The Victorian Civil and Administrative Tribunal (VCAT) has last week considered the operation of Clause 61.01 which makes the Minister for Planning the responsible authority for certain planning applications within the City of Melbourne.
The permit applicant sought permission for:
- The demolition of the former MTC building in Russell Street and the construction of a multi story hotel and office building that would partly cantilever over the Forum Theatre, and
- Works to the exterior of the Forum Theatre such as reinstating the 1928 canopies and facades.
Clause 61.01 provides that the Minister for Planning is Responsible Authority for ‘developments with a gross floor area exceeding 25,000 square metres’
The Minister determined the gross floor area of the development to be 26,007m2, being the combined floor area of the proposed hotel and the existing Forum Theatre.
The applicant Council and objectors argued that the Minister did not have the power to issue the notice of decision as the project did not fall within the description of a development with a gross floor area exceeding 25,000m2. They contended that the permit application related to not one project but two – the multi-story building of 19,620m2 and the Forum Theatre with a floor area of 6,387m2.
The matter turned on the meaning of ‘developments’ in Clause 61.01. The Tribunal held that ‘developments’ in this context meant ‘development’ or ‘project’ rather than applying the broad definition of ‘development’ under the Planning and Environment Act 1987.

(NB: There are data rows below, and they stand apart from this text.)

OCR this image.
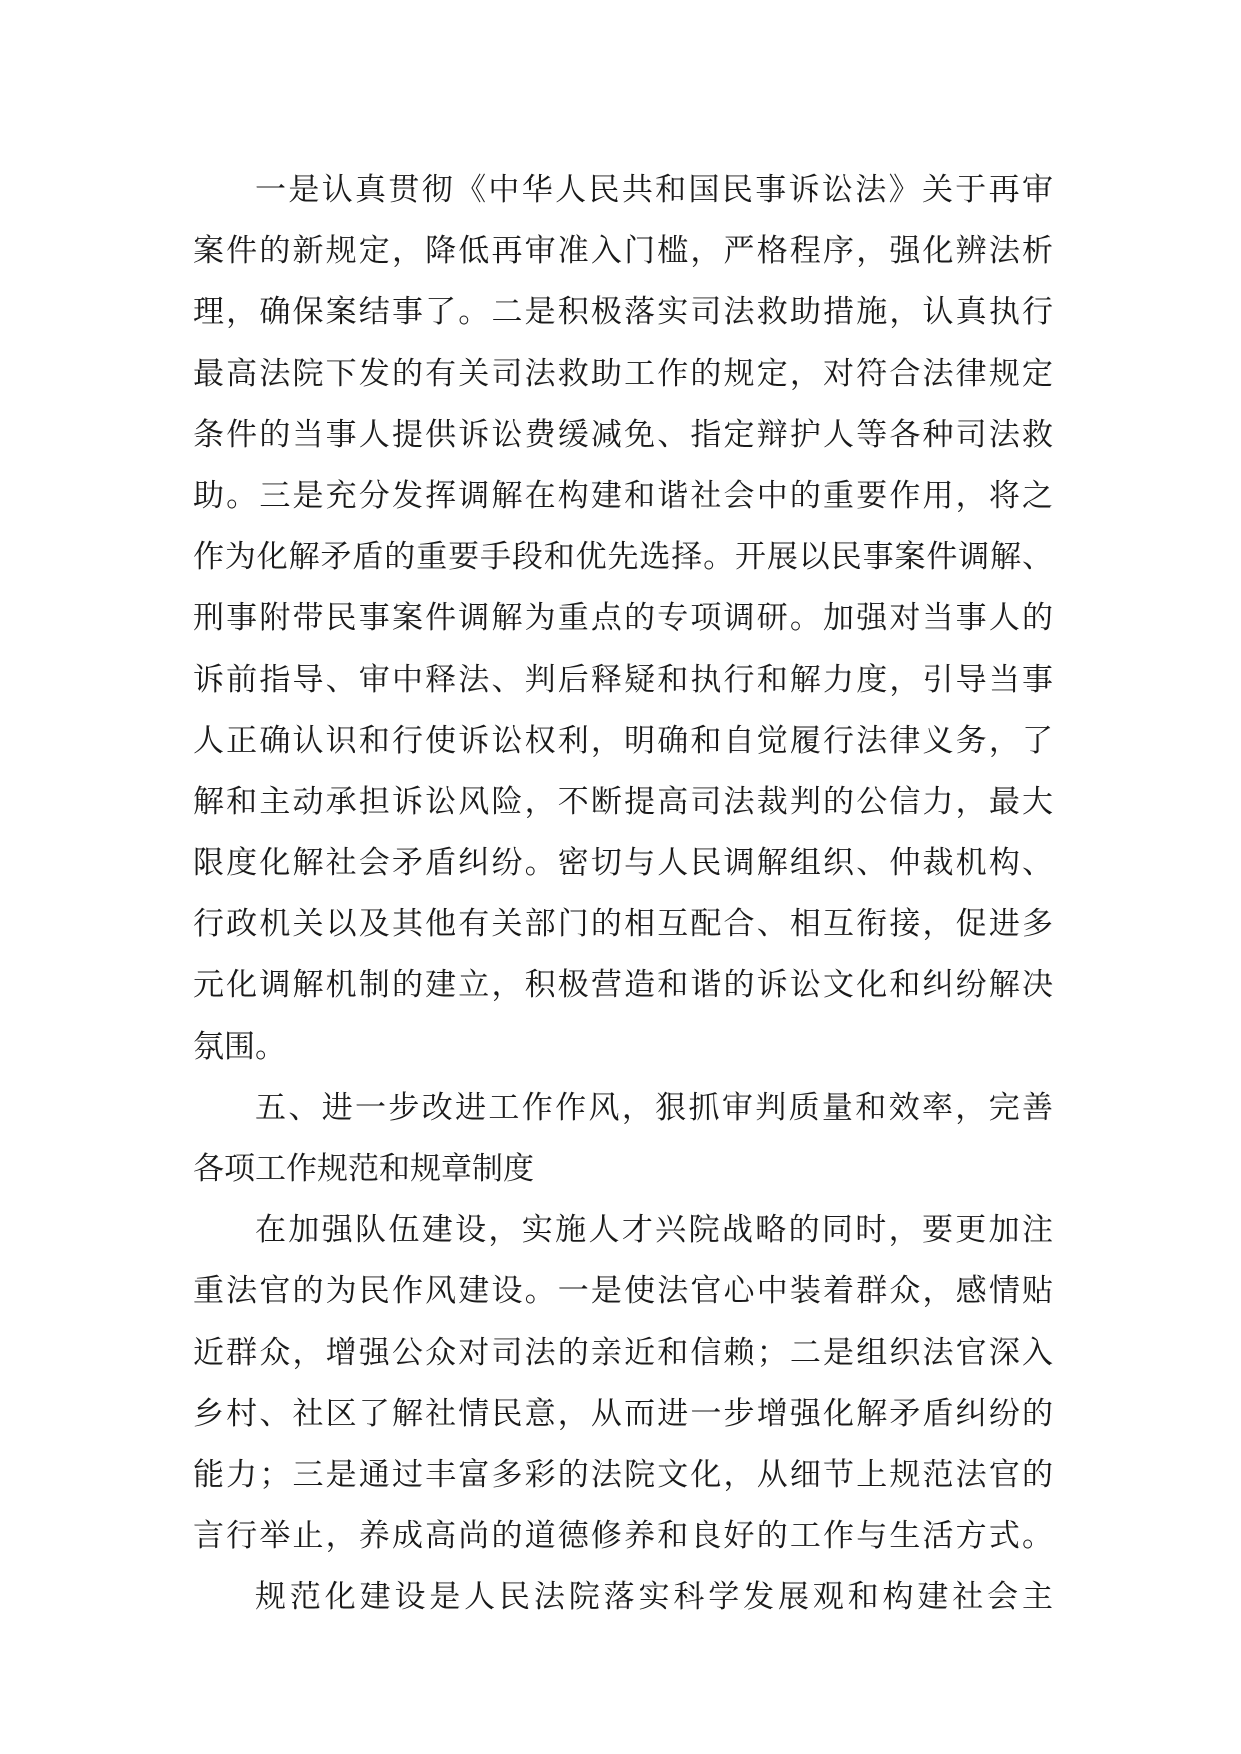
一是认真贯彻《中华人民共和国民事诉讼法》关于再审
案件的新规定，降低再审准入门槛，严格程序，强化辨法析
理，确保案结事了。二是积极落实司法救助措施，认真执行
最高法院下发的有关司法救助工作的规定，对符合法律规定
条件的当事人提供诉讼费缓减免、指定辩护人等各种司法救
助。三是充分发挥调解在构建和谐社会中的重要作用，将之
作为化解矛盾的重要手段和优先选择。开展以民事案件调解、
刑事附带民事案件调解为重点的专项调研。加强对当事人的
诉前指导、审中释法、判后释疑和执行和解力度，引导当事
人正确认识和行使诉讼权利，明确和自觉履行法律义务，了
解和主动承担诉讼风险，不断提高司法裁判的公信力，最大
限度化解社会矛盾纠纷。密切与人民调解组织、仲裁机构、
行政机关以及其他有关部门的相互配合、相互衔接，促进多
元化调解机制的建立，积极营造和谐的诉讼文化和纠纷解决
氛围。
五、进一步改进工作作风，狠抓审判质量和效率，完善
各项工作规范和规章制度
在加强队伍建设，实施人才兴院战略的同时，要更加注
重法官的为民作风建设。一是使法官心中装着群众，感情贴
近群众，增强公众对司法的亲近和信赖；二是组织法官深入
乡村、社区了解社情民意，从而进一步增强化解矛盾纠纷的
能力；三是通过丰富多彩的法院文化，从细节上规范法官的
言行举止，养成高尚的道德修养和良好的工作与生活方式。
规范化建设是人民法院落实科学发展观和构建社会主
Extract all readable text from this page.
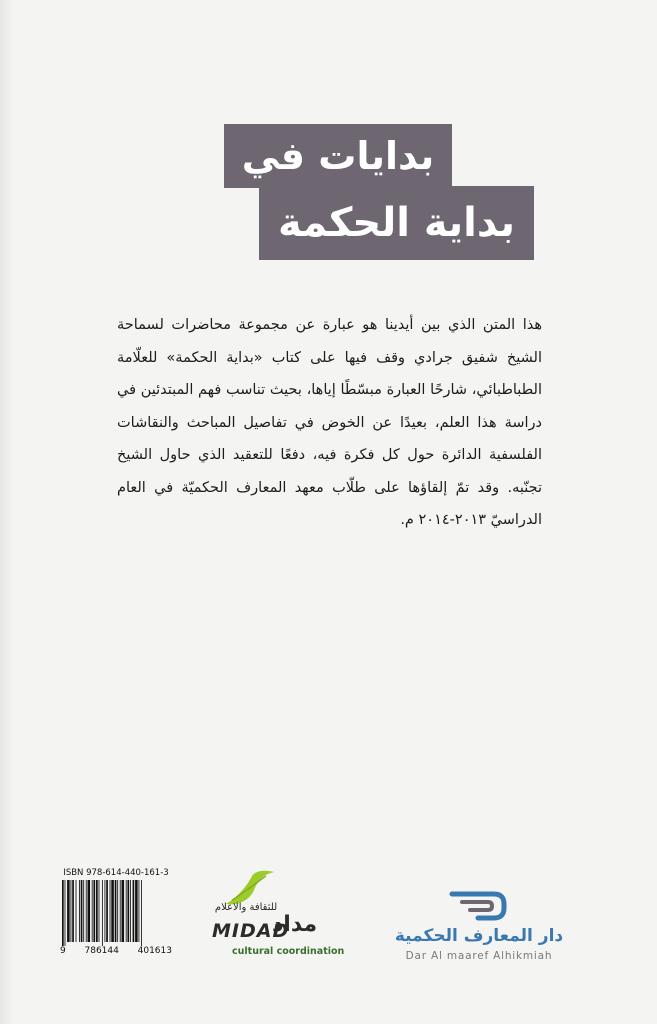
بدايات في
بداية الحكمة
هذا المتن الذي بين أيدينا هو عبارة عن مجموعة محاضرات لسماحة الشيخ شفيق جرادي وقف فيها على كتاب «بداية الحكمة» للعلّامة الطباطبائي، شارحًا العبارة مبسّطًا إياها، بحيث تناسب فهم المبتدئين في دراسة هذا العلم، بعيدًا عن الخوض في تفاصيل المباحث والنقاشات الفلسفية الدائرة حول كل فكرة فيه، دفعًا للتعقيد الذي حاول الشيخ تجنّبه. وقد تمّ إلقاؤها على طلّاب معهد المعارف الحكميّة في العام الدراسيّ ٢٠١٣-٢٠١٤ م.
ISBN 978-614-440-161-3
9 786144 401613
للثقافة والاعلام
MIDAD
مداد
cultural coordination
دار المعارف الحكمية
Dar Al maaref Alhikmiah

As a matter of fact, the Tribunal then held that the works for the hotel and works to the theatre constituted separate projects or developments. A consequential finding of this is that a single permit application form can validly relate to multiple developments or uses though the Tribunal noted that this could be ‘administratively cumbersome’.

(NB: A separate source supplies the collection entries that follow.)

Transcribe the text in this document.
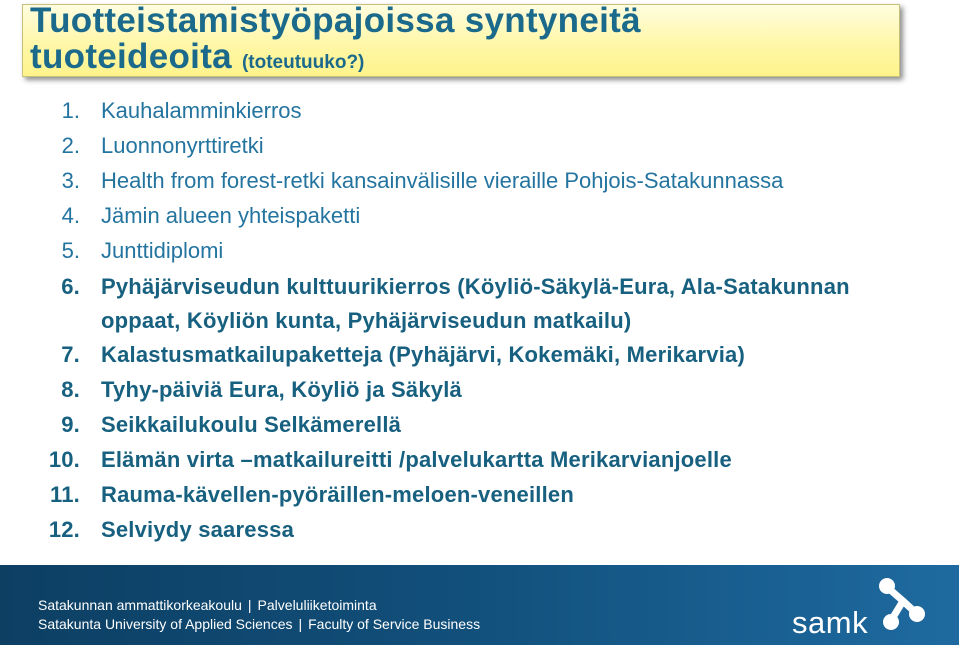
Tuotteistamistyöpajoissa syntyneitä
tuoteideoita (toteutuuko?)
1. Kauhalamminkierros
2. Luonnonyrttiretki
3. Health from forest-retki kansainvälisille vieraille Pohjois-Satakunnassa
4. Jämin alueen yhteispaketti
5. Junttidiplomi
6. Pyhäjärviseudun kulttuurikierros (Köyliö-Säkylä-Eura, Ala-Satakunnan
oppaat, Köyliön kunta, Pyhäjärviseudun matkailu)
7. Kalastusmatkailupaketteja (Pyhäjärvi, Kokemäki, Merikarvia)
8. Tyhy-päiviä Eura, Köyliö ja Säkylä
9. Seikkailukoulu Selkämerellä
10. Elämän virta –matkailureitti /palvelukartta Merikarvianjoelle
11. Rauma-kävellen-pyöräillen-meloen-veneillen
12. Selviydy saaressa
Satakunnan ammattikorkeakoulu | Palveluliiketoiminta
Satakunta University of Applied Sciences | Faculty of Service Business	samk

The Tribunal declared the Notice of Decision issued by the Minister was void and the permit application was remitted back to the City of Melbourne, the proper responsible authority.
This is the first time that the Tribunal has considered the operation of the Minister’s powers under Clause 61.01 in any detail. The decision is important as permits ‘issued’ by the wrong responsible authority would be susceptible to cancellation proceedings and the consequences that may flow.
The decision also closes a potential loop hole whereby distinct developments could be aggregated under a single permit application such that a permit applicant could select its preferred responsible authority within the relevant municipality.